I got there and the place was steaming hot inside, like Etna in August. I asked him what the deal is. He said there were gangs roaming the streets for copper, taking apart air conditioners. It sure was making it real difficult in this place without any air conditioning.
Meanwhile, all things Italian were also heating up, we had to go find what we had been missing. It had been too long. Ready or not, we were going up. The scouts hadn’t radioed back in months; the surface of the planet was getting hotter. We had to find her and bring her back, dead or alive.
The scouts were supported by all the New-Age efforts, Slow Food, Demeter and even the USDA Organic group. They were looking for her, in all her pure and simple way. What they used to call traditional. Now we think of traditional as just something they did back then, and put our ways upon the times. But back then, they had integrity; they did it in harmony with nature and the world around them.
Then something happened, they took Mother Nature for a ride and held her hostage.
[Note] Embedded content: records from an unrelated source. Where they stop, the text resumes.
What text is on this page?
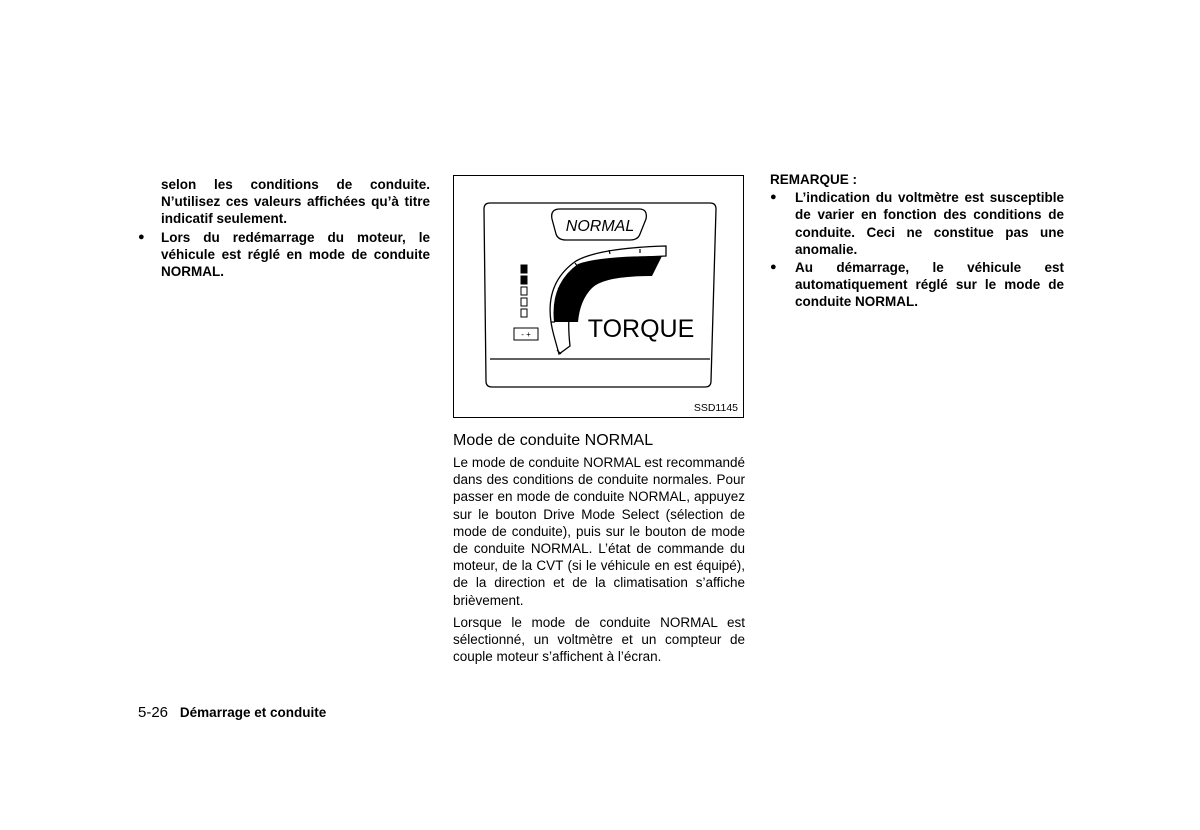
selon les conditions de conduite. N’utilisez ces valeurs affichées qu’à titre indicatif seulement.
●	Lors du redémarrage du moteur, le véhicule est réglé en mode de conduite NORMAL.
NORMAL
- + TORQUE
SSD1145
Mode de conduite NORMAL

Le mode de conduite NORMAL est recommandé dans des conditions de conduite normales. Pour passer en mode de conduite NORMAL, appuyez sur le bouton Drive Mode Select (sélection de mode de conduite), puis sur le bouton de mode de conduite NORMAL. L’état de commande du moteur, de la CVT (si le véhicule en est équipé), de la direction et de la climatisation s’affiche brièvement.

Lorsque le mode de conduite NORMAL est sélectionné, un voltmètre et un compteur de couple moteur s’affichent à l’écran.

REMARQUE :
●	L’indication du voltmètre est susceptible de varier en fonction des conditions de conduite. Ceci ne constitue pas une anomalie.
●	Au démarrage, le véhicule est automatiquement réglé sur le mode de conduite NORMAL.
5-26 Démarrage et conduite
There she was, off in a corner of the Milky Way Galaxy, tied up like some combatant, like some Guantanamera.
This was our new Crusade, to find our unspoiled red wine and bring her back to prominence. Not some overmatriculated Sangiovese posing like it were some garagista on vacation in Tuscany. She was our Holy Grail, our Mother, our Source and our Saving Grace. She was our sister, our aunt, the girl next door, our first love. She was the quintessential red wine from Italy and we had been led astray with so many Shiraz’s and Malbec’s and Bonarda’s and Zinfandel’s.
Now we would return to her and huddle close to her bosom, soak in all that is good and pure and right with wine from Italy. She was our caldera, our mountain top, our Xanadu.
My only hope is that we aren’t too late. I hope we haven’t abandoned her to the fast talking salesmen in the white linen suits. You know the type; they hang around the hotels in Rimini in the off-season. They find ways to fill up milk tankers going south and bring them back full. No one wants to talk about it; nobody returns the phone calls when they know they’re going to be asked those questions. But there is hell to pay for cheating on her and she will extract the fitting price.
The consequences for going against the Holy Mother of Italian red wine, the Source, our Naima? Hell hath no fury. Cancelled orders. Close-outs. Closed doors. Anyone remember the Italian wine scandal of 1986? It took years to dig out from the fallout. Now there is talk of great and noble wineries being implicated in Tuscany.
Back in 1986, who were the six who were suspected of shipping tainted wine? You might be surprised to recall the names: Baroncini of Solarolo, Ravenna; Biscardo of Calmasino, Verona; Cauda of Cuneo, Piedmont; Mascarello of La Morra, Piedmont; Ricordi of Piave, Treviso; Tombacco of Trebaseleghe, Padua. In 1986, people died. In 2008 with a war torn world and a stumbling economy, this is not what Mother Nature wants to hear. The ride is over, she is breaking her bondage. She will return the volley with a vengeance. Look out.
Luca Brasi’s got nothing on this 50 foot woman.